Loneliness is a feeling of lack of companionship. It is a common feeling and happens when we have a mismatch between the quantity and quality of social relationships that we have, and those that we want.
Loneliness can be transient that comes and goes or situational; for example only occurring at certain times like Sundays, or Christmas. Or loneliness can be chronic; this means someone feels lonely all or most of the time.
Loneliness is linked to social isolation but it is not the same thing. Isolation is objective whereby the number of contacts a person has can be counted.
One example of describing this distinction is that you can be lonely in a crowded room, but you will not be socially isolated.
This example also shows the close link and the difficulty of distinguishing loneliness and depression. Loneliness can be felt by people of all ages, but as one gets older, risk factors that might lead to loneliness slowly begin to increase and converge.
Such risk factors include: health problems, hearing or visual impairment, loss of mobility, lower income, bereavement, becoming a carer, giving up driving etc. But external factors play a role, too: fear of crime, constantly changing neighbours, lack of adequate meeting spaces etc.
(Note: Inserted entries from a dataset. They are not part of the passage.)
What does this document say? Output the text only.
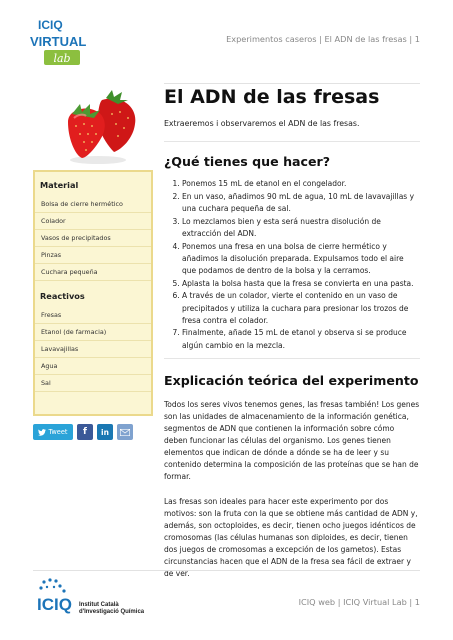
ICIQ
VIRTUAL
lab
Experimentos caseros | El ADN de las fresas | 1
El ADN de las fresas

Extraeremos i observaremos el ADN de las fresas.

¿Qué tienes que hacer?
1. Ponemos 15 mL de etanol en el congelador.
2. En un vaso, añadimos 90 mL de agua, 10 mL de lavavajillas y una cuchara pequeña de sal.
3. Lo mezclamos bien y esta será nuestra disolución de extracción del ADN.
4. Ponemos una fresa en una bolsa de cierre hermético y añadimos la disolución preparada. Expulsamos todo el aire que podamos de dentro de la bolsa y la cerramos.
5. Aplasta la bolsa hasta que la fresa se convierta en una pasta.
6. A través de un colador, vierte el contenido en un vaso de precipitados y utiliza la cuchara para presionar los trozos de fresa contra el colador.
7. Finalmente, añade 15 mL de etanol y observa si se produce algún cambio en la mezcla.
Explicación teórica del experimento

Todos los seres vivos tenemos genes, las fresas también! Los genes son las unidades de almacenamiento de la información genética, segmentos de ADN que contienen la información sobre cómo deben funcionar las células del organismo. Los genes tienen elementos que indican de dónde a dónde se ha de leer y su contenido determina la composición de las proteínas que se han de formar.

Las fresas son ideales para hacer este experimento por dos motivos: son la fruta con la que se obtiene más cantidad de ADN y, además, son octoploides, es decir, tienen ocho juegos idénticos de cromosomas (las células humanas son diploides, es decir, tienen dos juegos de cromosomas a excepción de los gametos). Estas circunstancias hacen que el ADN de la fresa sea fácil de extraer y de ver.

Material
Bolsa de cierre hermético
Colador
Vasos de precipitados
Pinzas
Cuchara pequeña
Reactivos
Fresas
Etanol (de farmacia)
Lavavajillas
Agua
Sal
Tweet f in
ICIQ Institut Català
d'Investigació Química
ICIQ web | ICIQ Virtual Lab | 1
Loneliness is a bigger problem than simply an unpleasant emotion. Research shows that lacking social connections is a comparable risk factor for early death like smoking 15 cigarettes a day. It increases the risk of high blood pressure and hastens the onset of disability. Loneliness puts individuals at greater risk of cognitive decline and increases the chance of developing clinical dementia. It makes one more prone to depression and loneliness coupled with low social interaction are predictive of suicide in older age.
Research therefore concludes that preventing and alleviating loneliness is vital to enabling older people to remain independent as long as possible. Lonely individuals are more likely to visit their doctor, they use more medication, have a higher incidence of falls and an increased risk for the
need for long term care.
Very often we only note that we suffer from loneliness when we already have withdrawn ourselves, thus being in danger of entering in a vicious circle. The answer is to do something to help yourself out of loneliness, while remembering not to blame yourself for feeling like this (which is easier said than done.)
Think about what you could do to help yourself, or how to ask for help from others. For example if you feel lonely you might think people do not want to visit you so invite them to visit.
Often people will respond to an invitation and will come. Try to keep active this helps you to relax more in your own company, try to share your skills and interests with others, possibly in your neighbourhood or by volunteering or organizing activities yourself. And most importantly find out what you might enjoy and participate in local activities like walks, bridge clubs or singing groups.
Over time I have got the impression that loneliness is a problem at the Coast or at least in Almuñécar, too.
I therefore invite people of different nationalities to start communicating what needs and what offers exist. Maybe a few people are interested in coordinating information and in planning a fair and workshop in the coming December or January.